I downloaded the model but quantisation on this and any other DeepSeek V2/V3 based models should in my opinion be on halted until the discussion of https://github.com/ggml-org/llama.cpp/pull/12772 is concluded. It now again seams more likely that llama.cpp will drop support for all models not using MLA which would make all our current DeepSeek V2/V3 models useless but to be fair nobody would want to use them without MLA anyways as without MLA llama.cpp runs them with what I consider unusable speed.

nicoboss

9 days ago

•

edited 9 days ago

I now queued them like this to ensure they wait inside the queue until the MLA discussion concludes. Once it does, I will manually provide source GGUFs, bump priority, change worker to nico1 and force push to nico1.

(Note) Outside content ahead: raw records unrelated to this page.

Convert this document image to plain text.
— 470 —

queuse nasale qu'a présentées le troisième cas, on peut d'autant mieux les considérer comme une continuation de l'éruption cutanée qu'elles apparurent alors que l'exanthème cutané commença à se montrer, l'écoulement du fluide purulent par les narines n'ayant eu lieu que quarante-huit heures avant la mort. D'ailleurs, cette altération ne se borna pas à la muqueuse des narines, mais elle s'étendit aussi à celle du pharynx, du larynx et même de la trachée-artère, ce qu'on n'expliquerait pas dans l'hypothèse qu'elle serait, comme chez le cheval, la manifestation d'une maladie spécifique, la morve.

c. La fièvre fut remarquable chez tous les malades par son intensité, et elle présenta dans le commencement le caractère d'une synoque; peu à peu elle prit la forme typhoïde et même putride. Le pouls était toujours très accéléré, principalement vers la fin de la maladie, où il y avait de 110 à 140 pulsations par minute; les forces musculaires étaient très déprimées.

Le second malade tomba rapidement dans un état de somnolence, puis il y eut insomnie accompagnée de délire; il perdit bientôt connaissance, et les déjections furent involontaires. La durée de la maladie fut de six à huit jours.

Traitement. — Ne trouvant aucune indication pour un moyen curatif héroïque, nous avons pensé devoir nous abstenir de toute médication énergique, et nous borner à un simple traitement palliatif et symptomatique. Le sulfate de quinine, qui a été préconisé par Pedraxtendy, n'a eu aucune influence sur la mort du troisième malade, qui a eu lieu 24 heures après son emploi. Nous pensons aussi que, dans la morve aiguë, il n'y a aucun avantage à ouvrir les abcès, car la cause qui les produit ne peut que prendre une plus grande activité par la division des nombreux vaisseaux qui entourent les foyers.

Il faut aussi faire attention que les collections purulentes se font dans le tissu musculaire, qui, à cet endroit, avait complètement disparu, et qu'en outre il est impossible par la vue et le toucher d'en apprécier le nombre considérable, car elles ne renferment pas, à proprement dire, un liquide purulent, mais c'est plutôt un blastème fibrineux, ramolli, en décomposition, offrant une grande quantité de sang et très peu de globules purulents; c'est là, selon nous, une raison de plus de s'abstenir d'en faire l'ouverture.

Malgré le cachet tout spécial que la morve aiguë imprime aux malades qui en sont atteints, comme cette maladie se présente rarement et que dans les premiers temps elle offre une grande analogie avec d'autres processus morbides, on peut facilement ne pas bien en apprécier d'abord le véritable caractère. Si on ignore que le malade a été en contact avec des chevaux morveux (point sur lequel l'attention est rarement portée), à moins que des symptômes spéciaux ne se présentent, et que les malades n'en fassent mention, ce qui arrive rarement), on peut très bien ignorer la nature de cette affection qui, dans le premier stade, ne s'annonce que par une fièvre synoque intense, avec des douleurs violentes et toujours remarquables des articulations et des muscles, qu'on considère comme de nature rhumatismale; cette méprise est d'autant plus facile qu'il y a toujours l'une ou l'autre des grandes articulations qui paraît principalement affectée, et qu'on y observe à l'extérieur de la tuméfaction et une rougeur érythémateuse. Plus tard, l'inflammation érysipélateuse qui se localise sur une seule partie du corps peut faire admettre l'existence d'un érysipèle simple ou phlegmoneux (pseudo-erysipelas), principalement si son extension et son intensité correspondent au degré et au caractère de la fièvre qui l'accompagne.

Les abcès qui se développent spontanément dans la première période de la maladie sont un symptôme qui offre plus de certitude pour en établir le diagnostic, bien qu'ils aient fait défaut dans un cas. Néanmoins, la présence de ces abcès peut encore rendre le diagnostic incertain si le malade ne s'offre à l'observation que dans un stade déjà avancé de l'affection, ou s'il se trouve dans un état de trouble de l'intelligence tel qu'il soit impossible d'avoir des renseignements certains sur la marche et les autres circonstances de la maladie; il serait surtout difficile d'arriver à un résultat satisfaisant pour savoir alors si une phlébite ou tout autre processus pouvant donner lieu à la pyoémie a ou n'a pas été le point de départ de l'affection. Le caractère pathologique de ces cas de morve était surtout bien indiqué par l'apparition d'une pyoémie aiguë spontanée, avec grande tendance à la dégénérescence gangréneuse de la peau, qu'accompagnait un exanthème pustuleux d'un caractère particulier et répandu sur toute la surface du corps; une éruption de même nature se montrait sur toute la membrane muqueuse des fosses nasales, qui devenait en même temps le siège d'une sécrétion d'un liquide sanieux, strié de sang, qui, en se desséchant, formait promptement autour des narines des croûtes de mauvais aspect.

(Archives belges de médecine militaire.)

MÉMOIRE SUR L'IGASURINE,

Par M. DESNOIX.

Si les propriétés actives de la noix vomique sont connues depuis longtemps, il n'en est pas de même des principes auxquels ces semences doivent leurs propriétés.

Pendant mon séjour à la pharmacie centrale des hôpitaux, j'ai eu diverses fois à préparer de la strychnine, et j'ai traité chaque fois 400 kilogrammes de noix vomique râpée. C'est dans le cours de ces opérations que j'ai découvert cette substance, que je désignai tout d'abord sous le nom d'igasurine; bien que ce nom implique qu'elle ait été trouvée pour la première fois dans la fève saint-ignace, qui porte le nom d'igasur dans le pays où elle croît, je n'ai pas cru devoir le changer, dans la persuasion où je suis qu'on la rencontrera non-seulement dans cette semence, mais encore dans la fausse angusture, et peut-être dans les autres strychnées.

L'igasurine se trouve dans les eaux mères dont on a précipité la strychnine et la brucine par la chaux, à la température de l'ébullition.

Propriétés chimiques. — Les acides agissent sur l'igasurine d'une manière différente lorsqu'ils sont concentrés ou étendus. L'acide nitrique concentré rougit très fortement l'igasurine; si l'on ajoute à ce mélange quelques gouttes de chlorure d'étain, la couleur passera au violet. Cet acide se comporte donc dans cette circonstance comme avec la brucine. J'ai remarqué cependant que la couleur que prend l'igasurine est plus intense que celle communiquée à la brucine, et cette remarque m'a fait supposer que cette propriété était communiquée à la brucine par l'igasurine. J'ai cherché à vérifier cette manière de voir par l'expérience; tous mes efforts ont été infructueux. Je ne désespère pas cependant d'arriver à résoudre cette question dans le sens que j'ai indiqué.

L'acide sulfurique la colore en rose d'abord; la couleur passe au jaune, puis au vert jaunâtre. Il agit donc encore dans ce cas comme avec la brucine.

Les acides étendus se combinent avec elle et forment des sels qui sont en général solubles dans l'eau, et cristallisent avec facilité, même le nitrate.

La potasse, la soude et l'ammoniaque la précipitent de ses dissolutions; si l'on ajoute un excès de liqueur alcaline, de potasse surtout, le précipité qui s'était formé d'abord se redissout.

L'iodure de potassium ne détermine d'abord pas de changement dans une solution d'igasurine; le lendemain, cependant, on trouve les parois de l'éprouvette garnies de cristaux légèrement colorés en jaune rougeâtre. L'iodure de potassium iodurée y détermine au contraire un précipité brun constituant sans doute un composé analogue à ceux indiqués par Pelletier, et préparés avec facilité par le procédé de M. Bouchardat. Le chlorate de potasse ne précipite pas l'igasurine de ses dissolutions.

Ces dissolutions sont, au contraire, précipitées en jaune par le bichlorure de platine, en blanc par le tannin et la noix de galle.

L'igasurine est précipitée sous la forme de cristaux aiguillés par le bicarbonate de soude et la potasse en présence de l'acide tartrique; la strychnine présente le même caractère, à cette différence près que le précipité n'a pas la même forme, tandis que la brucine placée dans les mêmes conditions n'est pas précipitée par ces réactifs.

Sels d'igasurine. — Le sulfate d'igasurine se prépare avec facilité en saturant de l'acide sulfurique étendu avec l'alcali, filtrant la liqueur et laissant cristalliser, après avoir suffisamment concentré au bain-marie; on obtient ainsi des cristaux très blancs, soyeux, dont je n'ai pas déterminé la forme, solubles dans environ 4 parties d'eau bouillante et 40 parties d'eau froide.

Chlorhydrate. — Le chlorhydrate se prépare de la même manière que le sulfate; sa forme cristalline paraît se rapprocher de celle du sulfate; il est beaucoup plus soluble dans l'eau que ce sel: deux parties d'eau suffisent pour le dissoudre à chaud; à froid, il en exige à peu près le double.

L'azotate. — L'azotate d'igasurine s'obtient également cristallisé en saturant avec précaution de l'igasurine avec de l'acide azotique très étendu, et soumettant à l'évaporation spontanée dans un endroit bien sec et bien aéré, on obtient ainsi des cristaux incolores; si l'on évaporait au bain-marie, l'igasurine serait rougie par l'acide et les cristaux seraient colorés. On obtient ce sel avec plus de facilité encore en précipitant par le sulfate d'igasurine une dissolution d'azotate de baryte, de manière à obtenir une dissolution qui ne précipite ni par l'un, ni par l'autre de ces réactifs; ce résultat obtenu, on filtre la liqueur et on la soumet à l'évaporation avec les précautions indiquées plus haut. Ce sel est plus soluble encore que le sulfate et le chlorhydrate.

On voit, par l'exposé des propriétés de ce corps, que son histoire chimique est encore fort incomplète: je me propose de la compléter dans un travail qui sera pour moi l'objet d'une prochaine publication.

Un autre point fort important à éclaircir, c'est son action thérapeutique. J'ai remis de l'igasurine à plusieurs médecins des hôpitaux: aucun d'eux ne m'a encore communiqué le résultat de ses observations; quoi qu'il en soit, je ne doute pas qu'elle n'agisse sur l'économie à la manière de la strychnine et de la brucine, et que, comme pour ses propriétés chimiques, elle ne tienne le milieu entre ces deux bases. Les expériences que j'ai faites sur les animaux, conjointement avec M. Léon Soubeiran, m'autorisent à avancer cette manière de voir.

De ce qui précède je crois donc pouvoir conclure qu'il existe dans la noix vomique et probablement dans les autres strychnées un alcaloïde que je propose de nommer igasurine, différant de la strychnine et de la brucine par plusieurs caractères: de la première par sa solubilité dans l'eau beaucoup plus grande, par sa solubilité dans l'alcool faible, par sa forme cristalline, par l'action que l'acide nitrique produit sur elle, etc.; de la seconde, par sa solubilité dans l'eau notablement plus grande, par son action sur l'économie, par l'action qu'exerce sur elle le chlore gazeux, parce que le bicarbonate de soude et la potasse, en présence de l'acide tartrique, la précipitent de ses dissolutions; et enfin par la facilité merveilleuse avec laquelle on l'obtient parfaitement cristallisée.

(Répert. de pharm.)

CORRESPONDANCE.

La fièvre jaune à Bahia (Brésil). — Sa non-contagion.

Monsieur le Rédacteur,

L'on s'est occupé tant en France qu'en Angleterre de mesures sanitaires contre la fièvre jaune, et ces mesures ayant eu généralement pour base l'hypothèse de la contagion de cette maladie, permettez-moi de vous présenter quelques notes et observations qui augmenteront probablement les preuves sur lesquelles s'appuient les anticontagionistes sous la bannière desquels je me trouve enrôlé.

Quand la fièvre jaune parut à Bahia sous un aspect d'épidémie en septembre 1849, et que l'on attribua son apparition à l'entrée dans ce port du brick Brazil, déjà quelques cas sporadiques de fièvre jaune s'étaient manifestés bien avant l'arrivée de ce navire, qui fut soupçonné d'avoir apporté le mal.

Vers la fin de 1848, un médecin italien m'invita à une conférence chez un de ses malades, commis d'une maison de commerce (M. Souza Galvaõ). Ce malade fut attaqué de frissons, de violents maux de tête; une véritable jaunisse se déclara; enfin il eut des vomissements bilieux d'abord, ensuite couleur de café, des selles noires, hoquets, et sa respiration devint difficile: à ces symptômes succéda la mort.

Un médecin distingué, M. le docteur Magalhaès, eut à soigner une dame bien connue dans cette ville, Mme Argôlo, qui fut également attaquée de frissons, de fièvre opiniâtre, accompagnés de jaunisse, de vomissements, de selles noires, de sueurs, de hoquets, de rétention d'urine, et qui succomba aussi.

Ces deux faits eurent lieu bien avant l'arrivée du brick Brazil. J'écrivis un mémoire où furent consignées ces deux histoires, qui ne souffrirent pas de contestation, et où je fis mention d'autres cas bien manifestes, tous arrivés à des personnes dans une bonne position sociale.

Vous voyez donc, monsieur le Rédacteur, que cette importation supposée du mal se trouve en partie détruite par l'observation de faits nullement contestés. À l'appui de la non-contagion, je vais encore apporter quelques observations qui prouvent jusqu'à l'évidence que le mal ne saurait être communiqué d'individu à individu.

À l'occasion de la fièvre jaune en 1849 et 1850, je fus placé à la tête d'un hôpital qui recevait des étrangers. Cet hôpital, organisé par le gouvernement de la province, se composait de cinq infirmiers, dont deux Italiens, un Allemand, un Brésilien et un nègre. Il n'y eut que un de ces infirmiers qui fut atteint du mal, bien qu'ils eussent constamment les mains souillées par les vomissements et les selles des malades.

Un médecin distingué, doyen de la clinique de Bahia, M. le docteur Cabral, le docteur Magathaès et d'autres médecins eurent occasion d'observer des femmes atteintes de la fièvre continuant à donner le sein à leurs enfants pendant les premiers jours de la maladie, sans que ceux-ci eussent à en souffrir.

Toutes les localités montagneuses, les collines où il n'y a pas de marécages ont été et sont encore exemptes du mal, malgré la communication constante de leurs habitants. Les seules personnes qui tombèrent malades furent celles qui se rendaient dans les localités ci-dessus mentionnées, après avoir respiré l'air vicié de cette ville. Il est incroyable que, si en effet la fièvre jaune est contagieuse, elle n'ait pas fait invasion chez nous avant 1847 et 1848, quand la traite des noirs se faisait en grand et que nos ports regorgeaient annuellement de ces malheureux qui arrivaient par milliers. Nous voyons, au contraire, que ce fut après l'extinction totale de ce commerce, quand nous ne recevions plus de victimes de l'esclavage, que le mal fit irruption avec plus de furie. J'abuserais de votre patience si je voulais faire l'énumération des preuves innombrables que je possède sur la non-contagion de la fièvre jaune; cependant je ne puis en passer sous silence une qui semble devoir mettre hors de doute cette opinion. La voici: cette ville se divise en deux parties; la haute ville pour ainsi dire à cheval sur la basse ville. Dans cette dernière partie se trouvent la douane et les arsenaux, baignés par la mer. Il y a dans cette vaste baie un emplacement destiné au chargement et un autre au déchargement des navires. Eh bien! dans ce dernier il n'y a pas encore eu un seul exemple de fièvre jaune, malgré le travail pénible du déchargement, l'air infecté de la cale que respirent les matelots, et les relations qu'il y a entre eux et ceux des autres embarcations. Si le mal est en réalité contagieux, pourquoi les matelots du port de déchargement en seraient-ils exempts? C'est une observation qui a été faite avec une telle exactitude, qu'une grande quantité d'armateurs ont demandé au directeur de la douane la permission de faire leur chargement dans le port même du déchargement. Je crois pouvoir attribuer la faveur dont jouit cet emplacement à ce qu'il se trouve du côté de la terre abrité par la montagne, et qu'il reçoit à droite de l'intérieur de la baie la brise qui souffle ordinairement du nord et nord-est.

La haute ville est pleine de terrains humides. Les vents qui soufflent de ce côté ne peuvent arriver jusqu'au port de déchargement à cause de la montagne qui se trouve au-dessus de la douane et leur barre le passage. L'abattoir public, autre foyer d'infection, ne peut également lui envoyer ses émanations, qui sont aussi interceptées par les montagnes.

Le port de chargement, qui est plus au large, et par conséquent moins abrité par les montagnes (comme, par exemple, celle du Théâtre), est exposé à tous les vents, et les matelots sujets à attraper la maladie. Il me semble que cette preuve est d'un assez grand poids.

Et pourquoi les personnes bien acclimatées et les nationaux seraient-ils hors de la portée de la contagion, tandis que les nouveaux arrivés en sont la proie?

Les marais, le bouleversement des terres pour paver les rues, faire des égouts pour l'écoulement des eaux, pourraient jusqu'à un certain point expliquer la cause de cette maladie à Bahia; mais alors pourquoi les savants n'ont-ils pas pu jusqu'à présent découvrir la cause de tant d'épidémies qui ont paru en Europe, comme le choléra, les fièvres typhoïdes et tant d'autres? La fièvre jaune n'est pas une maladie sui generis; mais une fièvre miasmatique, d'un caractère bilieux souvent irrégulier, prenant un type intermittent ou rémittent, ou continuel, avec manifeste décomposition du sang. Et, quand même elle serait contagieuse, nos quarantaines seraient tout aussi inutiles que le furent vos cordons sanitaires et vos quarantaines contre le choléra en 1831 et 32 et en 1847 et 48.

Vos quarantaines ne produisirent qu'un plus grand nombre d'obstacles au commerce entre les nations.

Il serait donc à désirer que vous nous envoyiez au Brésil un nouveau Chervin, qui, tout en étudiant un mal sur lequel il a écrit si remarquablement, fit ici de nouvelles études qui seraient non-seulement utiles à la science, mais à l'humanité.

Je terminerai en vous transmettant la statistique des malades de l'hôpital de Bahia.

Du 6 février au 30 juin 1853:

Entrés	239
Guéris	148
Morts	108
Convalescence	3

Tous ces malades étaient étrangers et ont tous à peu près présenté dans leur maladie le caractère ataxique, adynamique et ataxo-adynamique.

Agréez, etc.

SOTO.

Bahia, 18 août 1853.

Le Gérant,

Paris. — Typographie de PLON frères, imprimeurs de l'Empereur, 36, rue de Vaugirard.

llmc add 7777 si https://huggingface.co/huihui-ai/DeepSeek-V3-abliterated worker +waiting-for-mla
llmc add 7777 si https://huggingface.co/huihui-ai/DeepSeek-V3-0324-Pruned-Coder-411B worker +waiting-for-mla
llmc add force 7777 si https://huggingface.co/perplexity-ai/r1-1776 worker +waiting-for-mla

nicoboss

8 days ago

There also is https://github.com/ggml-org/llama.cpp/pull/12727 heavely impacting DeepSeek-V3 based models. So likely worth to wait for it to be merged as well.

mradermacher

Owner 8 days ago

I now queued them like this to ensure they wait inside the queue until the MLA discussion concludes.

Very good idea, that way, we can keep track of these more visibly (especially helpful when I am somewhat absent, like now).

So likely worth to wait for it to be merged as well.

Yeah, and hopefully, it's not far form being merged, either.